********************************
PEP 0001 Spatial Dynamics Module
********************************

========  =================================
Author    Serge Rey <sjsrey@gmail.com>,
          Xinyue Ye <xinyue.ye@gmail.com>
Status    Approved 1.0
Created   18-Jan-2010
Updated   09-Feb-2010
========  =================================

Abstract
========

With the increasing availability of spatial longitudinal data sets there
is an growing demand for exploratory methods that integrate both the
spatial and temporal dimensions of the data. The spatial dynamics
module combines a number of previously developed and to-be-developed
classes for the analysis of spatial dynamics. It will include classes
for the following statistics for spatial dynamics, Markov, spatial
Markov, rank mobility, spatial rank mobility, space-time LISA.

Motivation
==========

Rather than having each of the spatial dynamics as separate modules in
PySAL, it makes sense to move them all within the same module. This would
facilitate common signatures for constructors and similar forms of data
structures for space-time analysis (and generation of results).
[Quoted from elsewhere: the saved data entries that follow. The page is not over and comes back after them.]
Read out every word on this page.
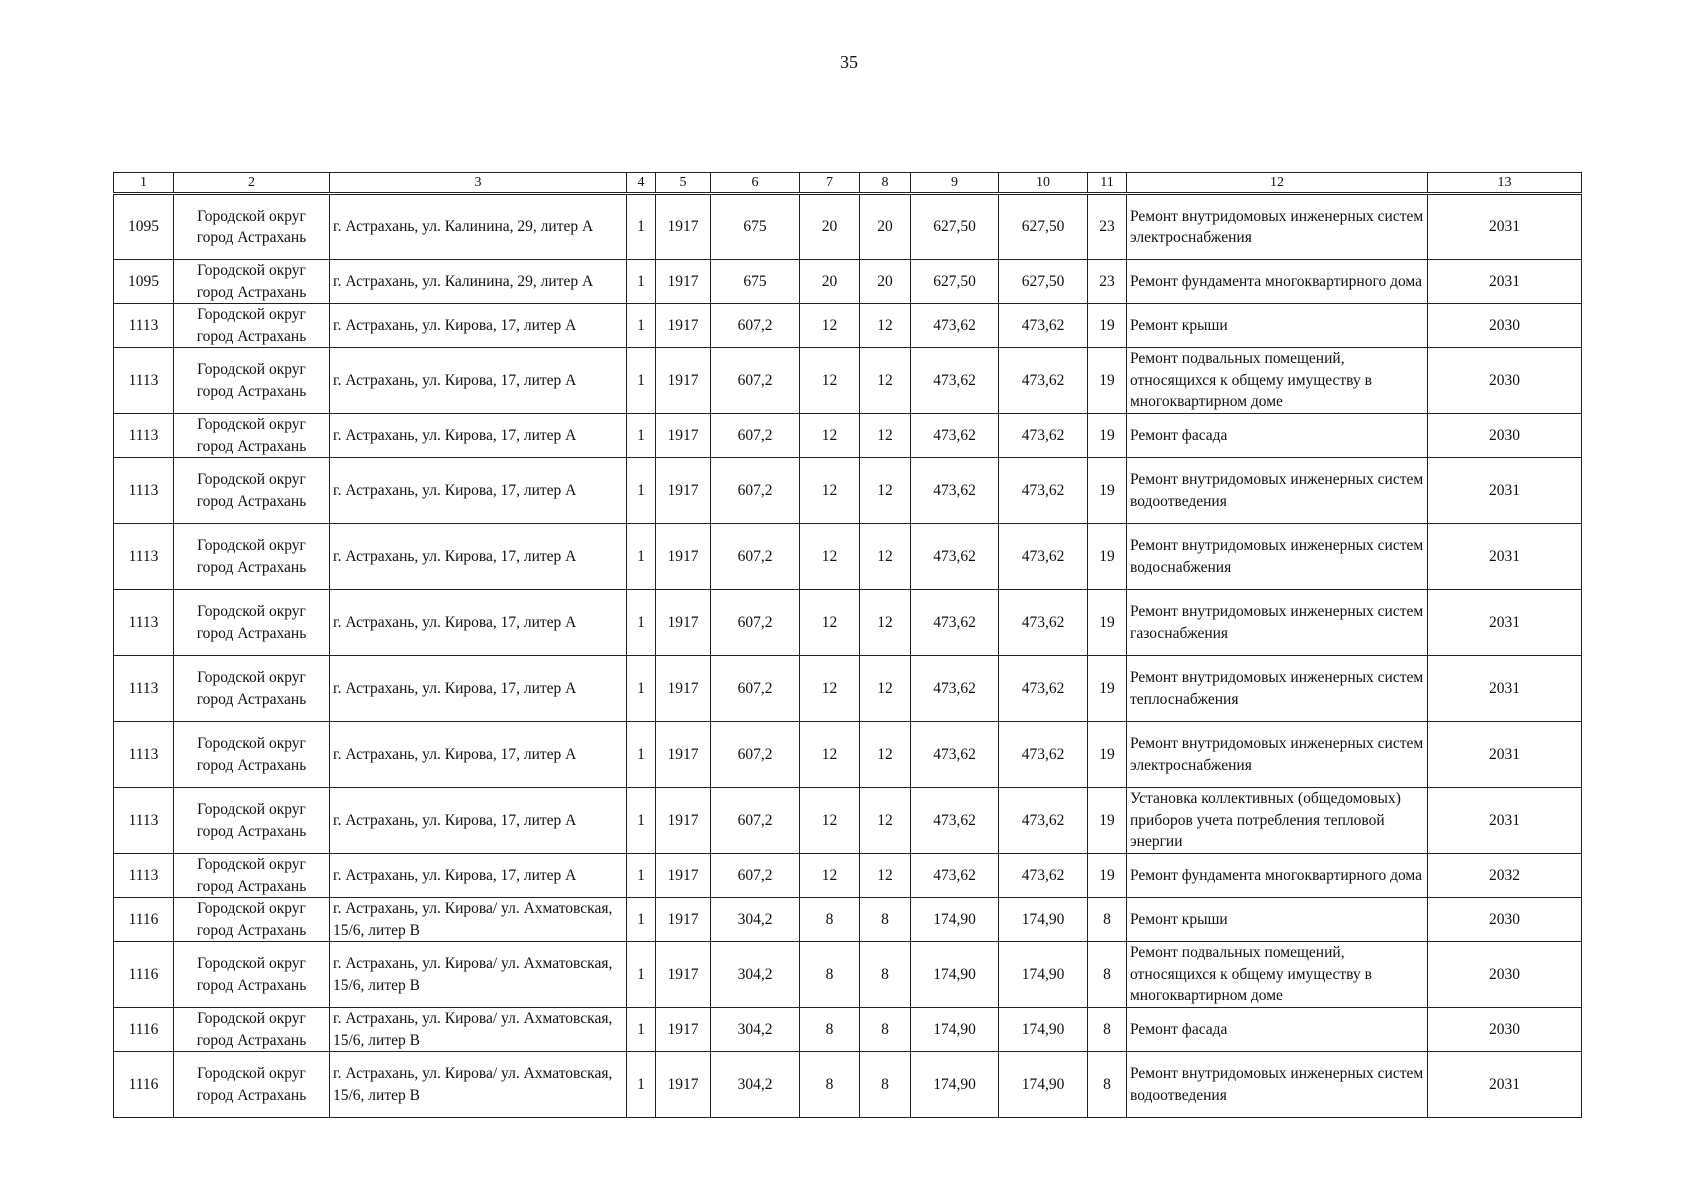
35
1	2	3	4	5	6	7	8	9	10	11	12	13
1095	Городской округ город Астрахань	г. Астрахань, ул. Калинина, 29, литер А	1	1917	675	20	20	627,50	627,50	23	Ремонт внутридомовых инженерных систем электроснабжения	2031
1095	Городской округ город Астрахань	г. Астрахань, ул. Калинина, 29, литер А	1	1917	675	20	20	627,50	627,50	23	Ремонт фундамента многоквартирного дома	2031
1113	Городской округ город Астрахань	г. Астрахань, ул. Кирова, 17, литер А	1	1917	607,2	12	12	473,62	473,62	19	Ремонт крыши	2030
1113	Городской округ город Астрахань	г. Астрахань, ул. Кирова, 17, литер А	1	1917	607,2	12	12	473,62	473,62	19	Ремонт подвальных помещений, относящихся к общему имуществу в многоквартирном доме	2030
1113	Городской округ город Астрахань	г. Астрахань, ул. Кирова, 17, литер А	1	1917	607,2	12	12	473,62	473,62	19	Ремонт фасада	2030
1113	Городской округ город Астрахань	г. Астрахань, ул. Кирова, 17, литер А	1	1917	607,2	12	12	473,62	473,62	19	Ремонт внутридомовых инженерных систем водоотведения	2031
1113	Городской округ город Астрахань	г. Астрахань, ул. Кирова, 17, литер А	1	1917	607,2	12	12	473,62	473,62	19	Ремонт внутридомовых инженерных систем водоснабжения	2031
1113	Городской округ город Астрахань	г. Астрахань, ул. Кирова, 17, литер А	1	1917	607,2	12	12	473,62	473,62	19	Ремонт внутридомовых инженерных систем газоснабжения	2031
1113	Городской округ город Астрахань	г. Астрахань, ул. Кирова, 17, литер А	1	1917	607,2	12	12	473,62	473,62	19	Ремонт внутридомовых инженерных систем теплоснабжения	2031
1113	Городской округ город Астрахань	г. Астрахань, ул. Кирова, 17, литер А	1	1917	607,2	12	12	473,62	473,62	19	Ремонт внутридомовых инженерных систем электроснабжения	2031
1113	Городской округ город Астрахань	г. Астрахань, ул. Кирова, 17, литер А	1	1917	607,2	12	12	473,62	473,62	19	Установка коллективных (общедомовых) приборов учета потребления тепловой энергии	2031
1113	Городской округ город Астрахань	г. Астрахань, ул. Кирова, 17, литер А	1	1917	607,2	12	12	473,62	473,62	19	Ремонт фундамента многоквартирного дома	2032
1116	Городской округ город Астрахань	г. Астрахань, ул. Кирова/ ул. Ахматовская, 15/6, литер В	1	1917	304,2	8	8	174,90	174,90	8	Ремонт крыши	2030
1116	Городской округ город Астрахань	г. Астрахань, ул. Кирова/ ул. Ахматовская, 15/6, литер В	1	1917	304,2	8	8	174,90	174,90	8	Ремонт подвальных помещений, относящихся к общему имуществу в многоквартирном доме	2030
1116	Городской округ город Астрахань	г. Астрахань, ул. Кирова/ ул. Ахматовская, 15/6, литер В	1	1917	304,2	8	8	174,90	174,90	8	Ремонт фасада	2030
1116	Городской округ город Астрахань	г. Астрахань, ул. Кирова/ ул. Ахматовская, 15/6, литер В	1	1917	304,2	8	8	174,90	174,90	8	Ремонт внутридомовых инженерных систем водоотведения	2031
The module would implement some of the ideas for extending LISA statistics
to a dynamic context ([Anselin2000]_ [ReyJanikas2006]_),
and recent work developing empirics and summary
measures for comparative space time analysis ([ReyYe2010]_).


Reference Implementation
========================

We suggest adding the module ``pysal.spatialdynamics`` which in turn would
encompass the following modules:

* rank mobility
  rank concordance (relative mobility or internal mixing) 
  Kendall's index
  
* spatial rank mobility 
  add a spatial dimension into rank mobility investigate the extent to
  which the relative mobility is spatially dependent 
  use various types of spatial weight matrix

* Markov 
  empirical transition probability matrix (mobility across class)
  Shorrock's index
  
* Spatial Markov
  adds a spatial dimension (regional conditioning) into classic Markov models
  a trace statistic from a modified Markov transition matrix
  investigate the extent to which the inter-class mobility are spatially dependent
  
* Space-Time LISA 
  extends LISA measures to integrate the time dimension
  combined with cg (computational geometry) module to develop comparative measurements

References
==========

.. [Anselin2000] Anselin, Luc (2000) Computing environments for spatial data analysis. *Journal of Geographical Systems* 2: 201-220

.. [ReyJanikas2006] Rey, S.J. and M.V. Janikas (2006) STARS: Space-Time Analysis of Regional Systems, *Geographical Analysis* 38: 67-86.

.. [ReyYe2010] Rey, S.J. and X. Ye (2010) Comparative spatial dyanmics of regional systems. In Paez, A. et al. (eds) *Progress in Spatial Analysis: Methods and Applications*. Springer: Berlin, 441-463.